Where are ‘troop supporters’ now?
By DAVID NIBERT

http://www.springfieldnewssun.com


Many of us who protested the Bush Administration’s massive bombing in Afghanistan, and its all-out invasion of Iraq earlier this year, were criticized – and even physically threatened – by some in our community for not “supporting our troops.”

Our patriotism was called into question because we publicly challenged placing the lives of our young people in jeopardy, and expressed dismay at the death and destruction wrought by the U.S. military, when the reasons for those actions did not withstand reasonable questioning or critique.

For example, we questioned why war was waged against nations whose leaders the U.S. government helped install and supported – as long as they served U.S. corporate interests. Indeed, when corporate interests were challenged, the U.S. military and “intelligence” forces either covertly supported or ignored the machinations and abuses these leaders went on to commit. We pointed to that fact that these leaders were demonized only when they acted independently of U.S. corporate interests or threatened them.

As dissenters, we questioned the wisdom of spending hundreds of billions of taxpayer dollars on destructive military operations while tens of millions at home are facing increasing personal privation and loss of public services. And we challenged sending young people in uniform, most of whom enlisted because they sought economic and educational opportunity, into a war decried by most around the world.

Why was it, we asked, that the Bush Administration – which has resisted treaties that promoted global demilitarization, a more fair and equitable global economic structure, and a more environmentally sound form of economic development – was now portraying itself as the global moral authority?
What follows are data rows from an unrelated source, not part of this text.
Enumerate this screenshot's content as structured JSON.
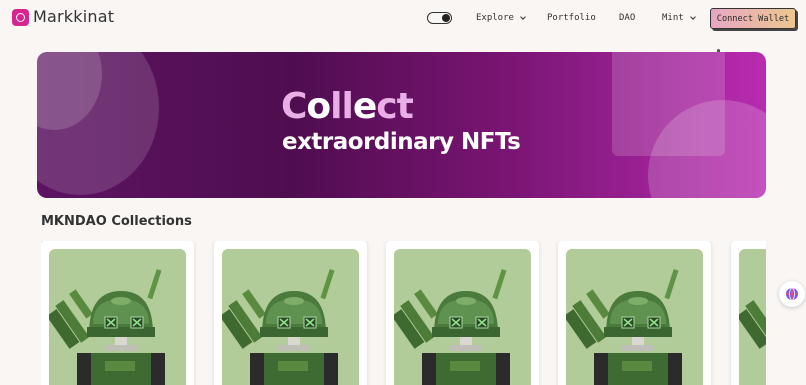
{
  "header": {
    "brand": "Markkinat",
    "nav": {
      "explore": "Explore",
      "portfolio": "Portfolio",
      "dao": "DAO",
      "mint": "Mint"
    },
    "connect_label": "Connect Wallet"
  },
  "hero": {
    "title_parts": [
      "C",
      "o",
      "ll",
      "e",
      "ct"
    ],
    "subtitle": "extraordinary NFTs"
  },
  "collections": {
    "title": "MKNDAO Collections",
    "cards": [
      {
        "image": "robot-nft-image"
      },
      {
        "image": "robot-nft-image"
      },
      {
        "image": "robot-nft-image"
      },
      {
        "image": "robot-nft-image"
      },
      {
        "image": "robot-nft-image"
      }
    ]
  },
  "colors": {
    "accent": "#d6258f",
    "banner_start": "#5d1462",
    "banner_end": "#b82bb0",
    "card_bg": "#b1cc98"
  }
}
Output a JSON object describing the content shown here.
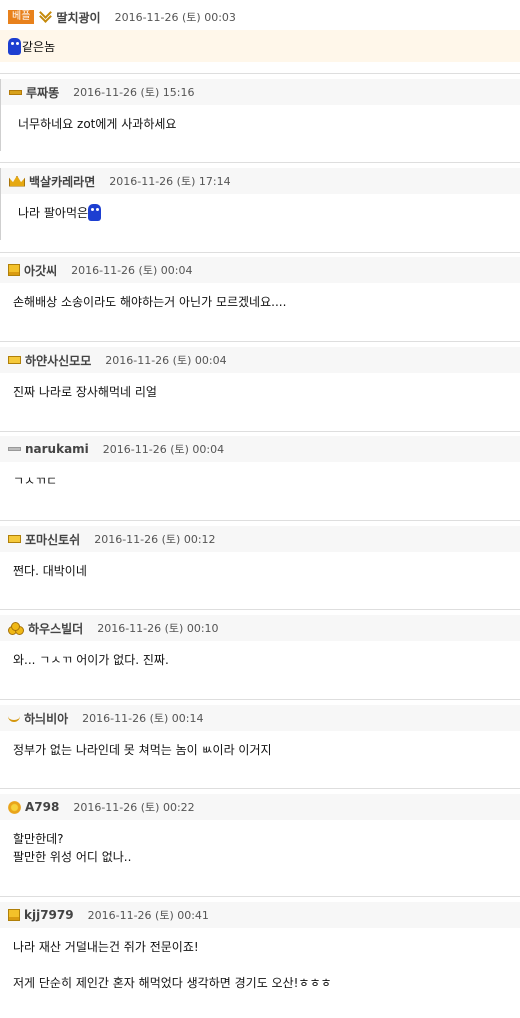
{
  "comments": [
    {
      "best_label": "베플",
      "level_icon": "chevron-rank-icon",
      "nickname": "딸치광이",
      "date": "2016-11-26 (토) 00:03",
      "emoticon": "blue-figure-emoticon",
      "text": "같은놈"
    },
    {
      "level_icon": "bar-rank-icon",
      "nickname": "루짜똥",
      "date": "2016-11-26 (토) 15:16",
      "text": "너무하네요 zot에게 사과하세요"
    },
    {
      "level_icon": "crown-rank-icon",
      "nickname": "백살카레라면",
      "date": "2016-11-26 (토) 17:14",
      "text": "나라 팔아먹은",
      "emoticon": "blue-face-emoticon"
    },
    {
      "level_icon": "box-rank-icon",
      "nickname": "아갓씨",
      "date": "2016-11-26 (토) 00:04",
      "text": "손해배상 소송이라도 해야하는거 아닌가 모르겠네요...."
    },
    {
      "level_icon": "boxline-rank-icon",
      "nickname": "하얀사신모모",
      "date": "2016-11-26 (토) 00:04",
      "text": "진짜 나라로 장사해먹네 리얼"
    },
    {
      "level_icon": "gray-bar-rank-icon",
      "nickname": "narukami",
      "date": "2016-11-26 (토) 00:04",
      "text": "ㄱㅅㄲㄷ"
    },
    {
      "level_icon": "boxline-rank-icon",
      "nickname": "포마신토쉬",
      "date": "2016-11-26 (토) 00:12",
      "text": "쩐다. 대박이네"
    },
    {
      "level_icon": "coins-rank-icon",
      "nickname": "하우스빌더",
      "date": "2016-11-26 (토) 00:10",
      "text": "와... ㄱㅅㄲ 어이가 없다. 진짜."
    },
    {
      "level_icon": "smile-rank-icon",
      "nickname": "하늬비아",
      "date": "2016-11-26 (토) 00:14",
      "text": "정부가 없는 나라인데 못 쳐먹는 놈이 ㅄ이라 이거지"
    },
    {
      "level_icon": "flower-rank-icon",
      "nickname": "A798",
      "date": "2016-11-26 (토) 00:22",
      "text": "할만한데?\n팔만한 위성 어디 없나.."
    },
    {
      "level_icon": "box-rank-icon",
      "nickname": "kjj7979",
      "date": "2016-11-26 (토) 00:41",
      "text": "나라 재산 거덜내는건 쥐가 전문이죠!\n\n저게 단순히 제인간 혼자 해먹었다 생각하면 경기도 오산!ㅎㅎㅎ"
    }
  ],
  "colors": {
    "best_badge": "#e8811c",
    "best_background": "#fff7ea",
    "emoticon_blue": "#1d3fd1"
  }
}
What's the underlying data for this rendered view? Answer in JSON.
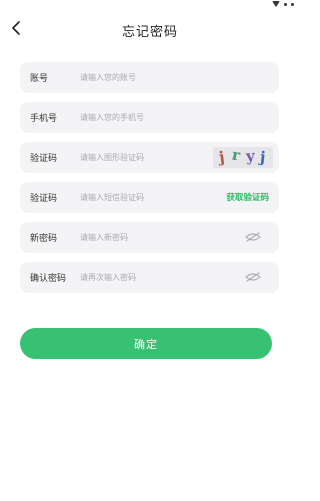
{
  "header": {
    "title": "忘记密码"
  },
  "form": {
    "account": {
      "label": "账号",
      "placeholder": "请输入您的账号"
    },
    "phone": {
      "label": "手机号",
      "placeholder": "请输入您的手机号"
    },
    "image_code": {
      "label": "验证码",
      "placeholder": "请输入图形验证码",
      "captcha_chars": [
        "j",
        "r",
        "y",
        "j"
      ]
    },
    "sms_code": {
      "label": "验证码",
      "placeholder": "请输入短信验证码",
      "send_label": "获取验证码"
    },
    "new_password": {
      "label": "新密码",
      "placeholder": "请输入新密码"
    },
    "confirm_password": {
      "label": "确认密码",
      "placeholder": "请再次输入密码"
    }
  },
  "confirm_button": {
    "label": "确定"
  },
  "colors": {
    "accent": "#38c173",
    "sms_link": "#2fb864",
    "field_bg": "#f4f4f6"
  }
}
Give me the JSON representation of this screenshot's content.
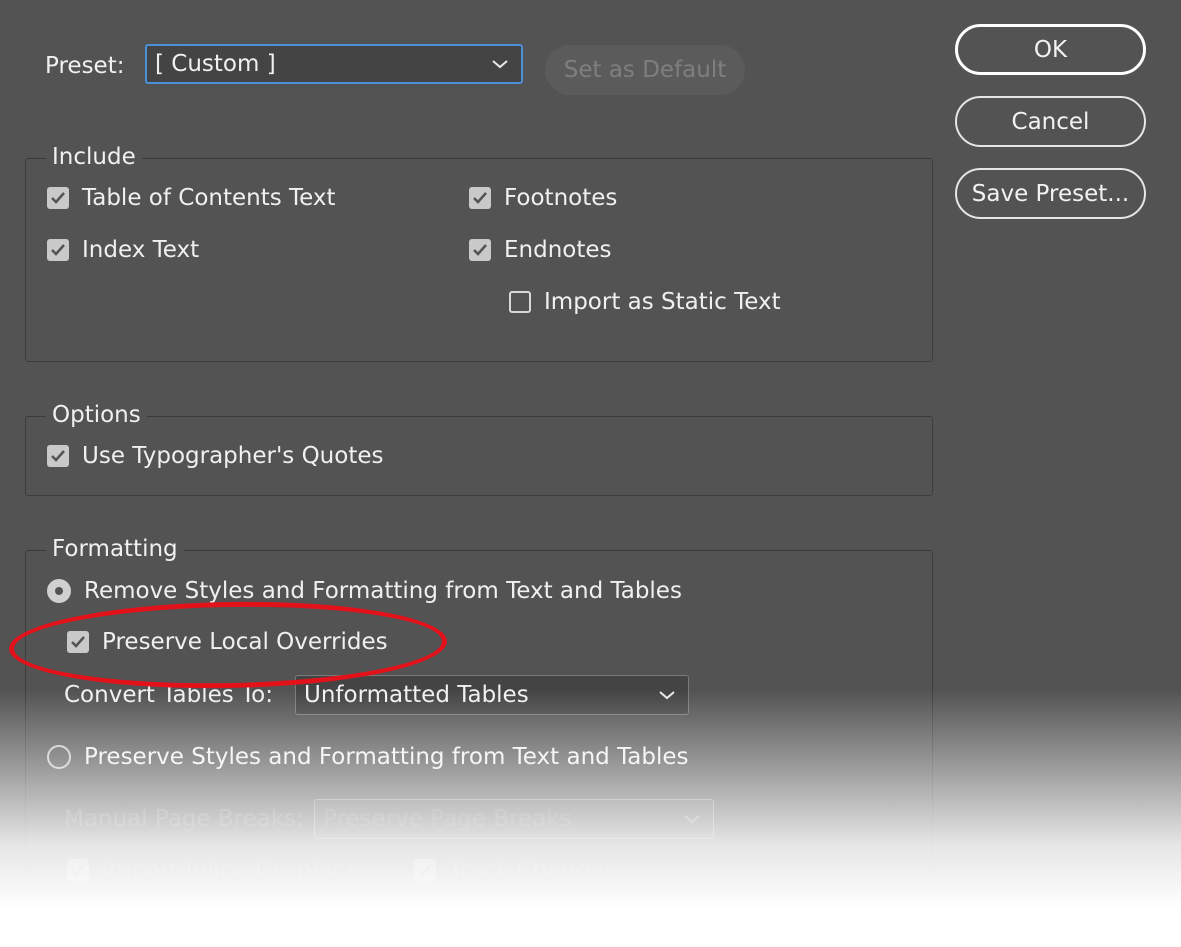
{
  "preset": {
    "label": "Preset:",
    "value": "[ Custom ]",
    "set_default_label": "Set as Default"
  },
  "buttons": {
    "ok": "OK",
    "cancel": "Cancel",
    "save_preset": "Save Preset..."
  },
  "include": {
    "title": "Include",
    "toc_text": {
      "label": "Table of Contents Text",
      "checked": true
    },
    "index_text": {
      "label": "Index Text",
      "checked": true
    },
    "footnotes": {
      "label": "Footnotes",
      "checked": true
    },
    "endnotes": {
      "label": "Endnotes",
      "checked": true
    },
    "static_text": {
      "label": "Import as Static Text",
      "checked": false
    }
  },
  "options": {
    "title": "Options",
    "typographers_quotes": {
      "label": "Use Typographer's Quotes",
      "checked": true
    }
  },
  "formatting": {
    "title": "Formatting",
    "remove_styles": {
      "label": "Remove Styles and Formatting from Text and Tables",
      "selected": true
    },
    "preserve_overrides": {
      "label": "Preserve Local Overrides",
      "checked": true
    },
    "convert_tables_label": "Convert Tables To:",
    "convert_tables_value": "Unformatted Tables",
    "preserve_styles": {
      "label": "Preserve Styles and Formatting from Text and Tables",
      "selected": false
    },
    "page_breaks_label": "Manual Page Breaks:",
    "page_breaks_value": "Preserve Page Breaks",
    "inline_graphics": {
      "label": "Import Inline Graphics",
      "checked": true
    },
    "track_changes": {
      "label": "Track Changes",
      "checked": true
    }
  },
  "colors": {
    "dialog_bg": "#535353",
    "focus_ring": "#4a8fd8",
    "highlight": "#e3121a"
  }
}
The criticism of those of us who questioned and protested the war was based largely on polemical restatements of the Administration’s justifications for the war, disseminated by the “fair and balanced” reporters of Fox News and their competitors and too often accepted without question by either the media or our citizens. (Of course, it now appears increasingly that the pro-war campaign was based on contrived arguments and evidence that was thin at best and nonexistent at worst.)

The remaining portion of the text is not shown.